‘This book has one of the most charismatic narrators I’ve ever met’ J. K. Rowling.
‘I write this sitting in the kitchen sink’ is the first line of this timeless, witty and enchanting novel about growing up. Cassandra Mortmain lives with her bohemian and impoverished family in a crumbling castle in the middle of nowhere. Her journal records her life with her beautiful, bored sister, Rose, her fadingly glamorous stepmother, Topaz, her little brother Thomas and her eccentric novelist father who suffers from a financially crippling writer’s block. However, all their lives are turned upside down when the American heirs to the castle arrive and Cassandra finds herself falling in love for the first time…
Thanks to Cora Linn at Tea Party Princess for giving me a copy of this wonderful book! I will never forget your kindness.
There are two kinds of classic books: the ones where it’s hard to understand why they lived through the test of time, and the ones where you get why they do because how could they not? I Capture the Castle fits neatly into the second category. I’d go as far as to say that this is one of the best classics I have ever read.
This coming-of-age tale tells the story of the eccentric, poverty-stricken Mortmain family through the eyes of Cassandra, the younger sister whose literary ambitions take her to record her family’s and her lives in journals. The book itself begins when the older daughter, Rose, flings herself upon a devilish looking statue and says she’ll strike a deal with Satan himself if that will deprive them of their misery. Perhaps her longing was heard then, for not much later, two wealthy American boys enter their castle for assistance with their car.

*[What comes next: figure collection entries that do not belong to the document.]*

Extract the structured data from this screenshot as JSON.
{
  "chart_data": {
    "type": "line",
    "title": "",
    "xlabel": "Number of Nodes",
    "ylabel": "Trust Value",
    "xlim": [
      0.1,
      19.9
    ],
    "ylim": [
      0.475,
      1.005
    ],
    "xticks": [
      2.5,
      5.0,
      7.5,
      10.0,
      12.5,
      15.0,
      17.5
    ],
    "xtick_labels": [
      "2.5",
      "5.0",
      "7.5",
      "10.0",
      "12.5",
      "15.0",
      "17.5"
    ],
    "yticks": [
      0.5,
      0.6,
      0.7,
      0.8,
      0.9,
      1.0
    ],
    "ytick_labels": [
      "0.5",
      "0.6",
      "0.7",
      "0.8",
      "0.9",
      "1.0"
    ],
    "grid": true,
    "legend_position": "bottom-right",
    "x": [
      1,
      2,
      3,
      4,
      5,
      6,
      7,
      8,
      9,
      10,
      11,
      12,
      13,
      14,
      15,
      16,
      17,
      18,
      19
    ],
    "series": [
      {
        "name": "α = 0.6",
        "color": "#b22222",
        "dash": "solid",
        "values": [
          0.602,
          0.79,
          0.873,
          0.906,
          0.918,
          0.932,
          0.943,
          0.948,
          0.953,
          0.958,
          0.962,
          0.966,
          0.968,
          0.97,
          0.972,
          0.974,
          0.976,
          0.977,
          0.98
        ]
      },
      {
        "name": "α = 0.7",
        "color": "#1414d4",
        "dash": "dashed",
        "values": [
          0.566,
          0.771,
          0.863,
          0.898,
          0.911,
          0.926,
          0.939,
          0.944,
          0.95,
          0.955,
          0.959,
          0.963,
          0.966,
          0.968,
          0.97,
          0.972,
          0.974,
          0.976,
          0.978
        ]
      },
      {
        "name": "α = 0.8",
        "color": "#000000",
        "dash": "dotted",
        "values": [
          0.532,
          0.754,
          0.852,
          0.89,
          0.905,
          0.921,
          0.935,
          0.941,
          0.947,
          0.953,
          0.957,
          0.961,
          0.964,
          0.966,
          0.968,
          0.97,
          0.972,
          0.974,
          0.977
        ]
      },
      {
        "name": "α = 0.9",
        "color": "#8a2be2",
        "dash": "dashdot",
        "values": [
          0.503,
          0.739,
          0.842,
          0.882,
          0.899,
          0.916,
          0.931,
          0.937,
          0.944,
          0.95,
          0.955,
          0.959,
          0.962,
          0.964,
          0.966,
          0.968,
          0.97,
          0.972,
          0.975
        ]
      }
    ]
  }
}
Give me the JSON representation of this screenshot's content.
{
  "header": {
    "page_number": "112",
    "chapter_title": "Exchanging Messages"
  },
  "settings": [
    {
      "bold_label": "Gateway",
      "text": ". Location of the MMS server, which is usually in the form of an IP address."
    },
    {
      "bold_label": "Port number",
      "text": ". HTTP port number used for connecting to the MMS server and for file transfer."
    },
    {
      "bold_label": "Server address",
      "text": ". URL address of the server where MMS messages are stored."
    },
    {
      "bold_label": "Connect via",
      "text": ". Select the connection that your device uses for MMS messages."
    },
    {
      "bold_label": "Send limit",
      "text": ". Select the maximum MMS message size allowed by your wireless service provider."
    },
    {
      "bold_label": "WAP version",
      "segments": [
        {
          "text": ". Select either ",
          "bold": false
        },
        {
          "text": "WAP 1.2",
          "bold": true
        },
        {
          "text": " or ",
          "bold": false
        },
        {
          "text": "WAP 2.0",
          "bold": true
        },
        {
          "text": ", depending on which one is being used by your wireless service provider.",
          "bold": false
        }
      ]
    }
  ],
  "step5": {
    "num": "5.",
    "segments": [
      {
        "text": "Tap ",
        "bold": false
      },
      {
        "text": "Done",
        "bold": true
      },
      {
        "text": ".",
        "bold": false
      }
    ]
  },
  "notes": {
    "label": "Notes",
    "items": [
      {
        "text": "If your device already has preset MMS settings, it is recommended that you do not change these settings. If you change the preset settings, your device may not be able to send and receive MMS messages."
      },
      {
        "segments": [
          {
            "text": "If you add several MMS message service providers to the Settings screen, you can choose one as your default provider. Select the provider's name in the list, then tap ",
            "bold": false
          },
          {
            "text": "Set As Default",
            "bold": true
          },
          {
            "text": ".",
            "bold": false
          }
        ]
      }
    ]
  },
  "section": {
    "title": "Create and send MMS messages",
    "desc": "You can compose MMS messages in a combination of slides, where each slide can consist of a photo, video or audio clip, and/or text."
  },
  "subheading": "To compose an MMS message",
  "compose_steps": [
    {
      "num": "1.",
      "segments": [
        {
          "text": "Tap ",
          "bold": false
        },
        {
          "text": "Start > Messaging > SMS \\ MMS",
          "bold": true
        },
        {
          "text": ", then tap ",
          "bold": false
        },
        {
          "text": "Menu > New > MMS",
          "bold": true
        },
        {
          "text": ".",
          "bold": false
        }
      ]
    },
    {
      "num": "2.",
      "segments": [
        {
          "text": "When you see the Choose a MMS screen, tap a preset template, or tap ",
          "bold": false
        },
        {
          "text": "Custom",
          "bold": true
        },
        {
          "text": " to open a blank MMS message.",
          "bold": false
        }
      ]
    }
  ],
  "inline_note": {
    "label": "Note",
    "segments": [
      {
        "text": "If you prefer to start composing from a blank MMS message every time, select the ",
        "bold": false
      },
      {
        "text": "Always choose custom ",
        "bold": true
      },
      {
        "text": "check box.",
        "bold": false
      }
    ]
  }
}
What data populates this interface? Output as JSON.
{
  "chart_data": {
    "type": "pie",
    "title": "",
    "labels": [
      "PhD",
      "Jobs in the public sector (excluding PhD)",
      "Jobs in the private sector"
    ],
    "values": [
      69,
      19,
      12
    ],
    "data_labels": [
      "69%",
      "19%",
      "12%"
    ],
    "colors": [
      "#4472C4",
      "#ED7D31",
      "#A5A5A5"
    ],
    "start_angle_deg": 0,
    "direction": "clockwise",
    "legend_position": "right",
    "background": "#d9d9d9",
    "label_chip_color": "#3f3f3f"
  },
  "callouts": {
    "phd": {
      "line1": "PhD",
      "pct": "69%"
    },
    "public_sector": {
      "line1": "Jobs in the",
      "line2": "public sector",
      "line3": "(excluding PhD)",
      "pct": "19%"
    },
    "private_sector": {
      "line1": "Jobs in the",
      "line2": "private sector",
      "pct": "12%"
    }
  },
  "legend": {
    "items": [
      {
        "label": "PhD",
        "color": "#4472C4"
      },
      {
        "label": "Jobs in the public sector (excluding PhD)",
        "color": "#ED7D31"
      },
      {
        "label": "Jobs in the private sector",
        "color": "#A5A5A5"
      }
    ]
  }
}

One of them even has a ghastly beard and a shadow that looks like the devil’s. When Rose decides she will do all it takes to love and be loved by one of them, it is up to Cassandra to help her sister in her endeavour, while trying to keep her family as close to sanity as possible and the house standing.
There are no words to describe this book. Whimsical, atmospheric, witty, charming, and unique would not even begin to cover it. Indeed, I am tempted to say “just read it” and leave it there. Nothing I write here will suffice, but I will try to weave a few sentences at the very least.
One could be tempted into thinking this is a cliché, romance story by the synopsis alone. Yet it is anything but that. The romance for Cassandra comes only much later in the book, and it is not even the most important part of it – if there even is one exclusive main point to the book, which I don’t think there is. Indeed, the story deals with life in general, both the good and the bad of its many parts. Family, friends, wealth, poverty, dreams, ambitions, misjudgements, love, religion, art, disappointment, madness, memories, growing up, and so much more. What’s more, it’s not just Cassandra who lives through so many of life’s facets. All characters do to one point or another, only making them ever more real.
I’d go as far as to say that, along with the beautifully witty language, the characters are one of the books strongest point. They are all different, eccentric in their own ways, but despite their differences, the families still share traits that show their common path. This is also reflected in their relationships, none of which are black and white, all of which are nuanced in a variety of ways. Their growth too is palpable. Not one person is the same at the end of the book as in its beginning. This is particularly true of Thomas, whom Cassandra herself can barely recognise at the end of the book, which may say more of the two siblings than of Thomas alone.
The story itself is remarkable as well. Plenty of books that deal with the daily lives of their characters become dull only too quickly. This was not the case. Despite the existence of plenty of simple days, every journal entry was fresh with not a single dispensable word.
I Capture the Castle made me laugh, smile, and tear up. It made me believe I was in an old English castle in the 20th century, and feel confused whenever I looked away from the book and found myself in the 21st century instead. It made me feel the warmth of a bonfire and the cold pattering rain. I Capture the Castle is more than a book or a classic. It’s a friend I will gladly read again and again.
Originally posted at Blurbarians.
The book in a quote
“My hand is very tired but I want to go on writing. I keep resting and thinking. All day I have been two people – the me imprisoned in yesterday and the me out here on the mound; and now there is a third me trying to get in – the me in what is going to happen next.”